Lowering salt intake has been shown to decrease blood pressure (BP). However, data from large cohort studies on salt intake and cardiovascular and renal outcomes are inconsistent. These studies have estimated long-term salt intake using 1 baseline measurement, which may be inaccurate. In this retrospective cohort study, the effect of using successive and multiple 24h samples on the relation between salt intake and long-term outcome was investigated.Design and Method:
We selected adult subjects with an eGFR > 60 mL/min and at least 1 outpatient 24h urine sample >300 mL between 1998–1999. Salt intake was estimated using 1 baseline 24h sodium excretion into urine and the average of 1, 5 and 15-year samples (Fig-A). We divided subjects in tertiles of 24h sodium excretion for Cox-regression analysis, after adjustment for cardiovascular and renal risk factors. Primary outcomes were a composite of cardiovascular events and mortality, and development of end-stage renal disease (ESRD: renal replacement therapy or >60% eGFR decline).Results:
We included 574 subjects with 9,776 24h urine samples during follow-up.

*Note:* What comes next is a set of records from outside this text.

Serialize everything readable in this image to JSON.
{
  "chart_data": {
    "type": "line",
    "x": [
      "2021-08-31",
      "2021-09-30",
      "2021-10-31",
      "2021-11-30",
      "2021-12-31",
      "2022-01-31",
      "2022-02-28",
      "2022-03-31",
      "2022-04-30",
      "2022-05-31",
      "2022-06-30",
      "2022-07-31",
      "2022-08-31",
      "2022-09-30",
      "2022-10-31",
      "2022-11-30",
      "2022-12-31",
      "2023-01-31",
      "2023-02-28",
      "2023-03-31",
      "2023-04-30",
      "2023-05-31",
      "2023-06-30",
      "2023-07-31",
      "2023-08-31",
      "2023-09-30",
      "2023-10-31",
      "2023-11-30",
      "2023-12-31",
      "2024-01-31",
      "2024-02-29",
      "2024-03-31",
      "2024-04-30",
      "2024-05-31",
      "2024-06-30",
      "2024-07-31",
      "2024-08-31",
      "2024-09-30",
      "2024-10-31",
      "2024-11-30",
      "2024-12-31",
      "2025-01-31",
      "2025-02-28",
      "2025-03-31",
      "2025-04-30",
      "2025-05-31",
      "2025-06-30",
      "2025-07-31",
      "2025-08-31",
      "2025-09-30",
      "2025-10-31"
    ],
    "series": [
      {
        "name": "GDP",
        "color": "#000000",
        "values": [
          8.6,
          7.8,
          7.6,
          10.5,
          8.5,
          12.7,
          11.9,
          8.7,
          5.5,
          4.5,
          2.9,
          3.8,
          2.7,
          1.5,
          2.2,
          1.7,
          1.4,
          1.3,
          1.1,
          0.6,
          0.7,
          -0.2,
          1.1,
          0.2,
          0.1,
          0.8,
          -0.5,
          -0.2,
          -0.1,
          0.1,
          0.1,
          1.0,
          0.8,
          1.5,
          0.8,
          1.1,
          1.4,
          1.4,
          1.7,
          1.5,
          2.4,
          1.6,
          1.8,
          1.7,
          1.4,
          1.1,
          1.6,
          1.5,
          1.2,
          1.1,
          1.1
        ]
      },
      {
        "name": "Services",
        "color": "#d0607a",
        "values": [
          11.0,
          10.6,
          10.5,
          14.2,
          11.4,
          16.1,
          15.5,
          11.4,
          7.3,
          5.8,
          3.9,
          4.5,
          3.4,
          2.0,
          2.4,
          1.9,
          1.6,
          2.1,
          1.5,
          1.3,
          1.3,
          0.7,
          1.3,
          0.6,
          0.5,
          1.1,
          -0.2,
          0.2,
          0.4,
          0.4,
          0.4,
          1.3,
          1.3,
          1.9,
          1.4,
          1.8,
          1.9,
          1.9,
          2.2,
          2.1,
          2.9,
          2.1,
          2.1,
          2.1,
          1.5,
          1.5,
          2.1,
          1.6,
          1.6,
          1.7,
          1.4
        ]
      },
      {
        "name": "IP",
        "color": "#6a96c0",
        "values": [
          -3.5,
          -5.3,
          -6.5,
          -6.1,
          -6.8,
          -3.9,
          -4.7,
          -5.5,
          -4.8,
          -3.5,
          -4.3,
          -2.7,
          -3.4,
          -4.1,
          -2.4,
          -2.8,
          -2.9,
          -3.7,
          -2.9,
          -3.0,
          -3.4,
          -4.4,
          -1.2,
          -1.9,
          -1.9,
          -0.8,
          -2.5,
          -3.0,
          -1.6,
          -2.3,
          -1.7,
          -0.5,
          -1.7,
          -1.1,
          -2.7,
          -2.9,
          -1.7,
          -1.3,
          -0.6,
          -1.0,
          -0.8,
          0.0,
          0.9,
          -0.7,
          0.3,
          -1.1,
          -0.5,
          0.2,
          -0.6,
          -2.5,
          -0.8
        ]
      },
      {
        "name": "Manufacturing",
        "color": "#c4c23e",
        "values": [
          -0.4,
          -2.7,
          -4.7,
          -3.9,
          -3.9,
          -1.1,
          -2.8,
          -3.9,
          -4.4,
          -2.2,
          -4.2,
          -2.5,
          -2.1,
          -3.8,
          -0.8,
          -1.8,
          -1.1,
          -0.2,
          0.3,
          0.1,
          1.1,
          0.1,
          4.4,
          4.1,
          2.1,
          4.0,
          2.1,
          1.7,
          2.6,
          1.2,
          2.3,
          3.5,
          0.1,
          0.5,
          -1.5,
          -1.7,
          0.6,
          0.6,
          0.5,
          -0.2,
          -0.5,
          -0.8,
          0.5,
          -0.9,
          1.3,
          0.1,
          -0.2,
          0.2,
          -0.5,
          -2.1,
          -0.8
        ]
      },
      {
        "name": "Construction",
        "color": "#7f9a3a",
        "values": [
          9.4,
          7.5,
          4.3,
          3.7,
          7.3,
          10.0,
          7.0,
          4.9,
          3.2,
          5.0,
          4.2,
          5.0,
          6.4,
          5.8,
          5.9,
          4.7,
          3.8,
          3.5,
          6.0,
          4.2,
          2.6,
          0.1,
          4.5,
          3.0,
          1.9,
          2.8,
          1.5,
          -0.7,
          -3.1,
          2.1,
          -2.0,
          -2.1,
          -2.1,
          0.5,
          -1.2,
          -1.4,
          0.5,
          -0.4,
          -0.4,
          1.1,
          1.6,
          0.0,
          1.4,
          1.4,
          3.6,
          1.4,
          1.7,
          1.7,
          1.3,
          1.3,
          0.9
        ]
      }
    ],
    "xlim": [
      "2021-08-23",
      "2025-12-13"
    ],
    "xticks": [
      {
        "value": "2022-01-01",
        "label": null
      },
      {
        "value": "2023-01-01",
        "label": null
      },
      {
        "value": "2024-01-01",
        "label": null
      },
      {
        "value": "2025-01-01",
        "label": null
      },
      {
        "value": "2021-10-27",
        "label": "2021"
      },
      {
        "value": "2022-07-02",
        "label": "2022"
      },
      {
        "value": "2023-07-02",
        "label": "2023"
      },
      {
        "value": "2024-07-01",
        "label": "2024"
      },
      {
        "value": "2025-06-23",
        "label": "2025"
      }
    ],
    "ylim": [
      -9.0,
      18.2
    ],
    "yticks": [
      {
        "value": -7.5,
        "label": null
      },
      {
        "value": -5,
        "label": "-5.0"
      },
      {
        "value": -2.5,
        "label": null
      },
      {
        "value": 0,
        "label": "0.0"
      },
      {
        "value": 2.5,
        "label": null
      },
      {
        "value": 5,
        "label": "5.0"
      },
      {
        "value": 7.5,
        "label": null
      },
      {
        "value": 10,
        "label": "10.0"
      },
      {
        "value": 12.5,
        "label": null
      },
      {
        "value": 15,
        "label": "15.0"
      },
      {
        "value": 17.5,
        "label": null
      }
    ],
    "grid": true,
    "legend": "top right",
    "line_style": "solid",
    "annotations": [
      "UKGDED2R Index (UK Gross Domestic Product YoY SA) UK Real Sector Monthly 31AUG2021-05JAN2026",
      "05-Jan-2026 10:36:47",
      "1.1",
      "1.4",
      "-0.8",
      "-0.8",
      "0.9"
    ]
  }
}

Average (±SD) age was 47 ± 14 years and 46% were male. Median follow-up was 16.2 years. Average 24h salt excretion, 10 ± 4 grams, was equal among all methods (p = 0.98) (Fig-B). However, relative to 1 baseline measurement, 49% (1-year), 50% (5-year) and 48% (15-year) of the subjects had a difference of >2 grams in salt intake with new estimations (Fig-C). As a result, 45–50% of all subjects switched between tertiles of salt intake. Point estimates of risk for primary outcomes changed considerably when using single baseline vs. subsequent 24h samples, particularly for ESRD (Fig-D,E).Conclusions:
Relative to 1 baseline 24h sodium measurement, the use of multiple 24h urine samples resulted in different estimations of an individual's salt intake, while population averages remained similar. This had significant consequences for the relation between salt intake and long-term renal outcomes.